The nurse is caring for a client with a history of chronic obstructive pulmonary disease who is prescribed salmeterol (Serevent). The nurse should instruct the client to:
- A. Use the inhaler as needed for shortness of breath.
- B. Rinse the mouth after using the inhaler.
- C. Shake the inhaler before use.
- D. Use the inhaler twice daily.
Correct Answer: D
Rationale: Salmeterol is a long-acting bronchodilator used twice daily for maintenance therapy in COPD.
The nurse is caring for a client who is having an acute asthma attack. The nurse should notify the physician of which of the following?
- A. Loud wheezing.
- B. Tenacious, thick sputum.
- C. Decreased breath sounds.
- D. Persistent cough.
Correct Answer: C
Rationale: Decreased breath sounds indicate severe airway obstruction in an asthma attack, requiring immediate physician notification.

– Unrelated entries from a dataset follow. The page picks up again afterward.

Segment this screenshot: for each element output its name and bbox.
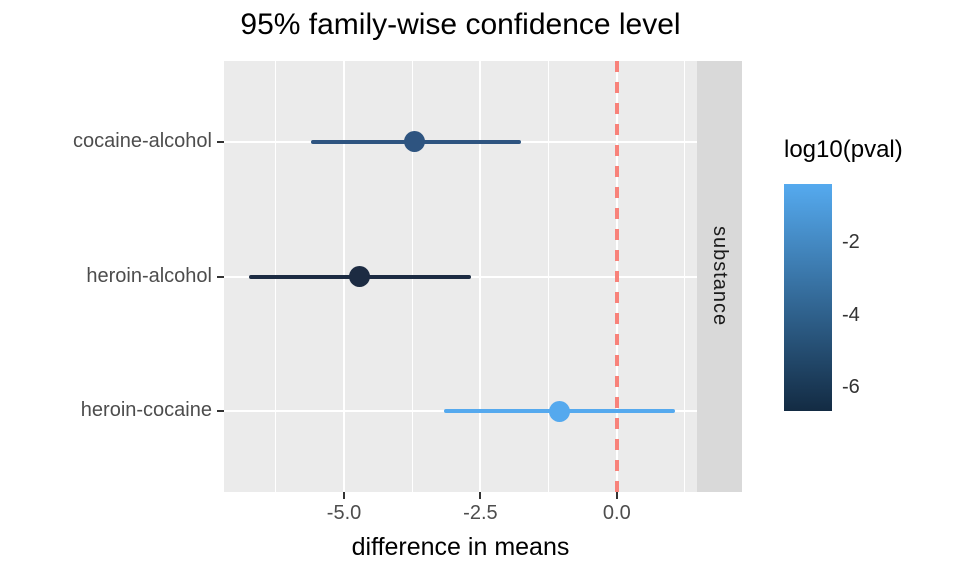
y-tick	[217, 410, 224, 413]
point-heroin-alcohol	[348, 266, 370, 287]
facet-strip-label: substance	[709, 226, 731, 327]
y-tick-label: cocaine-alcohol	[73, 129, 212, 152]
x-axis-title: difference in means	[351, 533, 570, 561]
chart-title: 95% family-wise confidence level	[240, 8, 681, 41]
x-tick-label: -5.0	[326, 502, 362, 524]
colorbar-tick-label: -6	[842, 376, 860, 399]
legend-colorbar	[784, 184, 832, 411]
x-tick	[343, 492, 346, 499]
x-tick-label: -2.5	[463, 502, 498, 524]
point-heroin-cocaine	[549, 400, 571, 422]
y-tick	[217, 275, 224, 278]
x-tick	[479, 492, 482, 499]
x-tick-label: 0.0	[602, 502, 631, 524]
y-tick-label: heroin-cocaine	[80, 399, 212, 422]
y-tick	[217, 140, 224, 143]
point-cocaine-alcohol	[404, 131, 426, 153]
facet-strip: substance	[697, 61, 742, 492]
colorbar-tick-label: -4	[842, 303, 860, 326]
colorbar-tick-label: -2	[842, 231, 860, 254]
y-tick-label: heroin-alcohol	[86, 264, 212, 287]
zero-reference-line	[614, 61, 619, 492]
x-tick	[615, 492, 618, 499]
legend-title: log10(pval)	[784, 136, 903, 163]
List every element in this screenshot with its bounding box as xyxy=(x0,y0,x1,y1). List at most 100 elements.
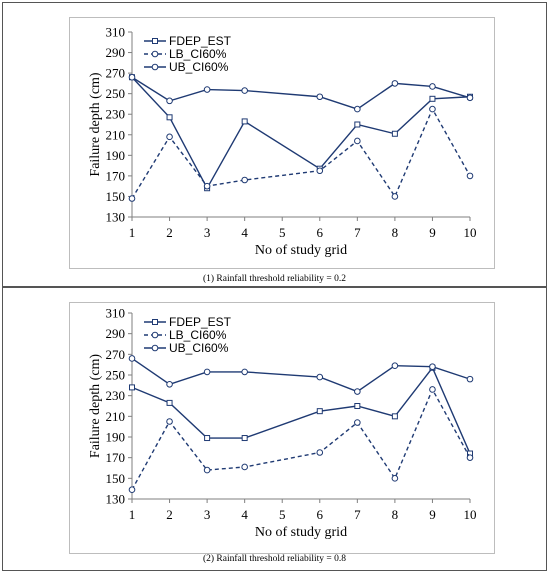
data-point-circle xyxy=(429,83,436,90)
data-point-circle xyxy=(241,368,248,376)
data-point-square xyxy=(354,121,361,128)
x-tick-label: 1 xyxy=(129,507,136,522)
data-point-square xyxy=(166,114,173,121)
data-point-circle xyxy=(203,368,211,376)
y-tick-label: 190 xyxy=(106,430,126,445)
data-point-circle xyxy=(354,105,361,113)
x-tick-label: 4 xyxy=(241,225,248,240)
legend-label: LB_CI60% xyxy=(169,47,227,61)
data-point-circle xyxy=(391,193,399,200)
legend-label: LB_CI60% xyxy=(169,328,227,342)
y-tick-label: 310 xyxy=(106,25,126,40)
data-point-circle xyxy=(128,195,136,202)
legend-marker-circle xyxy=(151,63,159,71)
y-tick-label: 310 xyxy=(106,306,126,321)
y-tick-label: 250 xyxy=(106,86,126,101)
legend-label: FDEP_EST xyxy=(169,315,232,329)
x-tick-label: 1 xyxy=(129,225,136,240)
x-tick-label: 9 xyxy=(429,225,436,240)
x-tick-label: 2 xyxy=(166,507,173,522)
y-tick-label: 270 xyxy=(106,347,126,362)
y-tick-label: 210 xyxy=(106,409,126,424)
legend-marker-circle xyxy=(151,50,159,58)
data-point-circle xyxy=(128,355,136,362)
x-tick-label: 3 xyxy=(204,225,211,240)
data-point-circle xyxy=(241,176,248,184)
x-tick-label: 8 xyxy=(392,225,399,240)
y-tick-label: 170 xyxy=(106,168,126,183)
x-tick-label: 6 xyxy=(317,225,324,240)
chart-panel-2: 130 150 170 190 210 230 250 270 290 310 1 2 3 4 5 6 7 8 9 1… xyxy=(2,287,547,571)
legend-label: UB_CI60% xyxy=(169,341,229,355)
legend-marker-square xyxy=(152,319,158,325)
x-tick-label: 8 xyxy=(392,507,399,522)
legend-label: UB_CI60% xyxy=(169,60,229,74)
legend-label: FDEP_EST xyxy=(169,34,232,48)
data-point-circle xyxy=(466,94,474,102)
x-tick-label: 5 xyxy=(279,225,286,240)
y-tick-label: 170 xyxy=(106,450,126,465)
chart-caption-2: (2) Rainfall threshold reliability = 0.8 xyxy=(202,554,347,564)
data-point-circle xyxy=(316,93,324,101)
y-tick-label: 150 xyxy=(106,189,126,204)
y-tick-label: 230 xyxy=(106,107,126,122)
series-line-lb-ci60- xyxy=(131,387,471,491)
data-point-circle xyxy=(203,86,211,93)
chart-caption-1: (1) Rainfall threshold reliability = 0.2 xyxy=(202,274,347,284)
data-point-square xyxy=(166,399,173,406)
chart-svg-1: 130 150 170 190 210 230 250 270 290 310 1 2 3 4 5 6 7 8 9 1… xyxy=(88,25,477,259)
y-tick-label: 210 xyxy=(106,127,126,142)
data-point-circle xyxy=(466,375,474,383)
legend-marker-circle xyxy=(151,331,159,339)
data-point-circle xyxy=(354,137,361,145)
data-point-circle xyxy=(203,466,211,474)
data-point-circle xyxy=(241,463,248,471)
data-point-circle xyxy=(391,80,399,87)
data-point-circle xyxy=(466,172,474,180)
y-tick-label: 150 xyxy=(106,471,126,486)
data-point-square xyxy=(429,95,436,102)
data-point-circle xyxy=(466,454,474,461)
data-point-circle xyxy=(429,105,436,113)
x-tick-label: 5 xyxy=(279,507,286,522)
x-tick-label: 10 xyxy=(464,225,477,240)
x-tick-label: 7 xyxy=(354,225,361,240)
data-point-circle xyxy=(391,475,399,482)
chart-area-1 xyxy=(69,17,495,269)
series-line-ub-ci60- xyxy=(131,76,471,110)
x-axis-title: No of study grid xyxy=(255,525,347,540)
x-tick-label: 3 xyxy=(204,507,211,522)
data-point-square xyxy=(391,413,398,420)
data-point-circle xyxy=(354,388,361,395)
series-line-fdep-est xyxy=(131,76,471,190)
data-point-circle xyxy=(354,419,361,426)
x-tick-label: 2 xyxy=(166,225,173,240)
y-tick-label: 290 xyxy=(106,45,126,60)
data-point-square xyxy=(316,408,323,415)
series-line-ub-ci60- xyxy=(131,357,471,393)
y-tick-label: 270 xyxy=(106,66,126,81)
x-tick-label: 6 xyxy=(317,507,324,522)
data-point-square xyxy=(241,118,248,125)
data-point-circle xyxy=(241,87,248,94)
legend-marker-circle xyxy=(151,344,159,352)
legend-marker-square xyxy=(152,38,158,44)
data-point-circle xyxy=(316,373,324,381)
data-point-circle xyxy=(429,386,436,393)
data-point-square xyxy=(241,435,248,442)
y-tick-label: 250 xyxy=(106,368,126,383)
series-line-lb-ci60- xyxy=(131,107,471,199)
y-tick-label: 190 xyxy=(106,148,126,163)
data-point-circle xyxy=(316,167,324,175)
data-point-circle xyxy=(166,133,173,141)
x-tick-label: 10 xyxy=(464,507,477,522)
data-point-circle xyxy=(166,381,173,388)
data-point-circle xyxy=(203,182,211,190)
data-point-circle xyxy=(128,486,136,493)
y-tick-label: 130 xyxy=(106,492,126,507)
y-axis-title: Failure depth (cm) xyxy=(88,72,103,177)
data-point-square xyxy=(391,130,398,137)
chart-panel-1: 130 150 170 190 210 230 250 270 290 310 1 2 3 4 5 6 7 8 9 1… xyxy=(2,2,547,287)
chart-area-2 xyxy=(69,302,495,554)
data-point-circle xyxy=(391,362,399,369)
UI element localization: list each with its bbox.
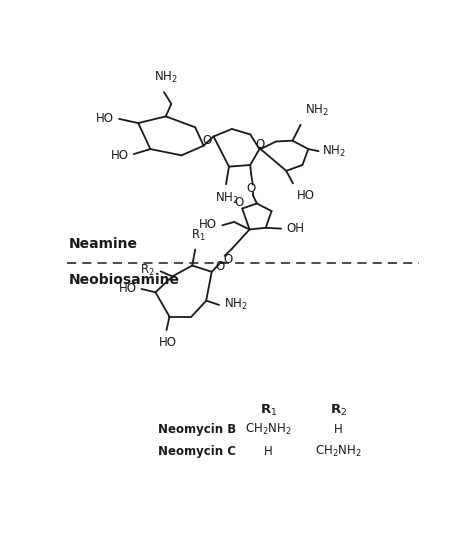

The nurse is monitoring the function of a client's chest tube that is attached to a chest drainage system. The nurse notes that the fluid in the water-seal chamber is below the 2-cm mark. What should the nurse determine based on this finding?
- A. There is a leak in the system.
- B. Suction should be added to the system.
- C. This is caused by client pneumothorax.
- D. Water should be added to the chamber.
Correct Answer: D
Rationale: The water-seal chamber should be filled to the 2-cm mark to provide an adequate water seal between the external environment and the client's pleural cavity. The water seal prevents air from reentering the pleural cavity. Because evaporation of water can occur, the nurse should remedy this problem by adding sterile water until the level is again at the 2-cm mark. The other interpretations are incorrect.